A ringing phone after ten p.m. in a pastor's home is a sure sign that someone is in trouble. They need help fast. It might be a frustrated parent, a frightened spouse, a discouraged police officer; anyone.
This time, though, the voice was a pastor whom I had met several months earlier. While looking at the lowest income rural counties in the U.S., I had visited with him for a few hours about his community. It was perhaps in the bottom ten rural counties in the nation for personal income.
Now several months had gone by. My report to the General Board of Global Ministries of the United Methodist Church had been turned in. It rested securely and comfortably on a shelf in New York City. It would probably never see the light of day again. But the pastor needed help now.
"What is the Church prepared to do for us? We need help. Our people are starving. We pay in all that money for mission work. That is a part of being United Methodist. Then it goes to either New York or some other overseas place. We are getting tired of that."

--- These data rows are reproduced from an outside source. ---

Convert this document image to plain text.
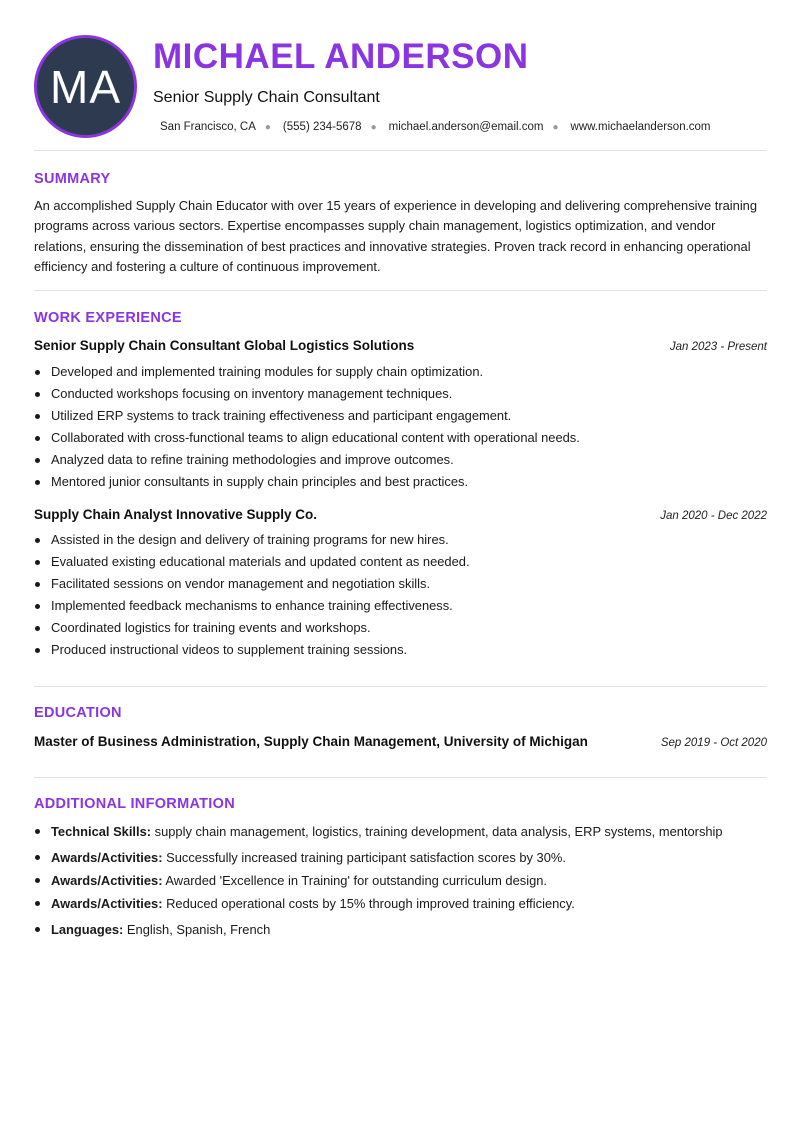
MA
MICHAEL ANDERSON
Senior Supply Chain Consultant
San Francisco, CA ● (555) 234-5678 ● michael.anderson@email.com ● www.michaelanderson.com
SUMMARY
An accomplished Supply Chain Educator with over 15 years of experience in developing and delivering comprehensive training programs across various sectors. Expertise encompasses supply chain management, logistics optimization, and vendor relations, ensuring the dissemination of best practices and innovative strategies. Proven track record in enhancing operational efficiency and fostering a culture of continuous improvement.
WORK EXPERIENCE
Senior Supply Chain Consultant Global Logistics Solutions	Jan 2023 - Present
Developed and implemented training modules for supply chain optimization.
Conducted workshops focusing on inventory management techniques.
Utilized ERP systems to track training effectiveness and participant engagement.
Collaborated with cross-functional teams to align educational content with operational needs.
Analyzed data to refine training methodologies and improve outcomes.
Mentored junior consultants in supply chain principles and best practices.
Supply Chain Analyst Innovative Supply Co.	Jan 2020 - Dec 2022
Assisted in the design and delivery of training programs for new hires.
Evaluated existing educational materials and updated content as needed.
Facilitated sessions on vendor management and negotiation skills.
Implemented feedback mechanisms to enhance training effectiveness.
Coordinated logistics for training events and workshops.
Produced instructional videos to supplement training sessions.
EDUCATION
Master of Business Administration, Supply Chain Management, University of Michigan	Sep 2019 - Oct 2020
ADDITIONAL INFORMATION
Technical Skills: supply chain management, logistics, training development, data analysis, ERP systems, mentorship
Awards/Activities: Successfully increased training participant satisfaction scores by 30%.
Awards/Activities: Awarded 'Excellence in Training' for outstanding curriculum design.
Awards/Activities: Reduced operational costs by 15% through improved training efficiency.
Languages: English, Spanish, French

What he didn't say was that the community was deciding whether or not to support a casino gambling industry in the county. He may have been primarily looking for some hope of stopping the gambling industry. It is pretty hard to resist the lure of casino industries when the actual common unemployment rate runs above 70%.
When I told him the results of the study, he became terrible depressed and tearful. He mourned the wasted money for the study. I told him I would try to find out what I could. He just hung up the phone without words of goodby.
Since that time I have spent much time revisiting and studying these counties. My wife, Donella, and I have also visited many more counties where the per capita income is less than one third that of the nation as a whole. I have looked for ways the whole Church (not just denominationally) does and should impact the economic well being of the community.
When I visited the other communities in the study, I heard the same song over and over. Often the songs rang with almost the same words. The words were changed only with the variation in faith community practices. United Methodist, Presbyterian, Roman Catholic, Mormon, whatever. Wherever there existed any ecclesiastical structure I heard the same cry. 'We send the money away, but we are among the lowest income people of the world, and no maoney ever comes back.'
One overwhelming desire and need seems to fill these communities. There is a clear sense that the hope of financial stability for the local community, and for the whole world, is in local entrepreneurship. Newspapers and electronic media make headlines with the remote possibilities of mahor industries coming to town. However, this eventuality is more rare than top grade caviar. If nothing else, we can and must be realistic in our approach.
It is clearly true that many folks wish to become business owners and operators. Many have dreams of owning and operating their own business in their own home towns. They would love to go to the bank, borrow the money, purchase equipment, and make things happen. But it is also clearly true that in the lowest income areas, the drive to own and operate a business is tempered with expectations of failure. This attitude pervades both the potential entrepreneurs and the community providers, the bankers and the landlords and the politicians who must support the project if it is to work.
In most of these areas there are adequate funding programs coming from state and federal sources and private programs. But those who could and perhaps should establish business operations in the area just don't. It is in fostering entrepreneurship that the church and other non-profit entities can and should do their strongest work for low income communities.
But it is also in this area that the church often falters. Sometimes the church limits itself to overt evangelism or entertainment. Sometimes the church avoids talking about money or justice. Sometimes the church fosters a distrust of local entrepreneurship. Often the last can be traced in part to inexperienced clergy. One successful farmer in the Rio Grande Valley of Texas left the United Methodist Church after a staffer "came down from New York City and told me that, if I was successful, it was because I was cheating someone."
Honestly, I believe the church can and should look to our founder, Lord and Master, Jesus of Nazareth. He was, among other things, quite an entrepreneur himself. He gathered and held together a small staff of non-experts and changed the world with them. His finances were meager, and his technology was limited. Yet by his personal power he was successful in every way that finally mattered.
The great proof of his success in what he came for is found in the certainty that he did change lives. Nothing more could be asked.
As I have worked through this project I have told hundreds of laity, clergy, denominational leaders, economists, social scientists and everyone else I could find who would listen. As I have finished laying out the project I have been asked a powerful question by most of them.
"What is it you would have us do after we read the book and attend a workshop?" That seems to be a fair question to any person who works in this area.
And the answer is quite simple. As you become accustomed to thinking about economic development, entrepreneurship and mission together, you can focus the mission of your faith group or other non-profit entity on economic development and entrepreneurship needs.
Hopefully, you will make your programs, goals, tactics and strategies align with the needs of your own members and the rest of the community. If the community needs self esteem, for instance, you will program in that direction. And this will be backed by your own efforts and the efforts of others with any other need you can find.
I have great trust in the good faith action of the working people. If folks can respond to their faith with God by doing good toward their fellow human beings, I believe they will do just that. They just need to understand how. That is the point of the project.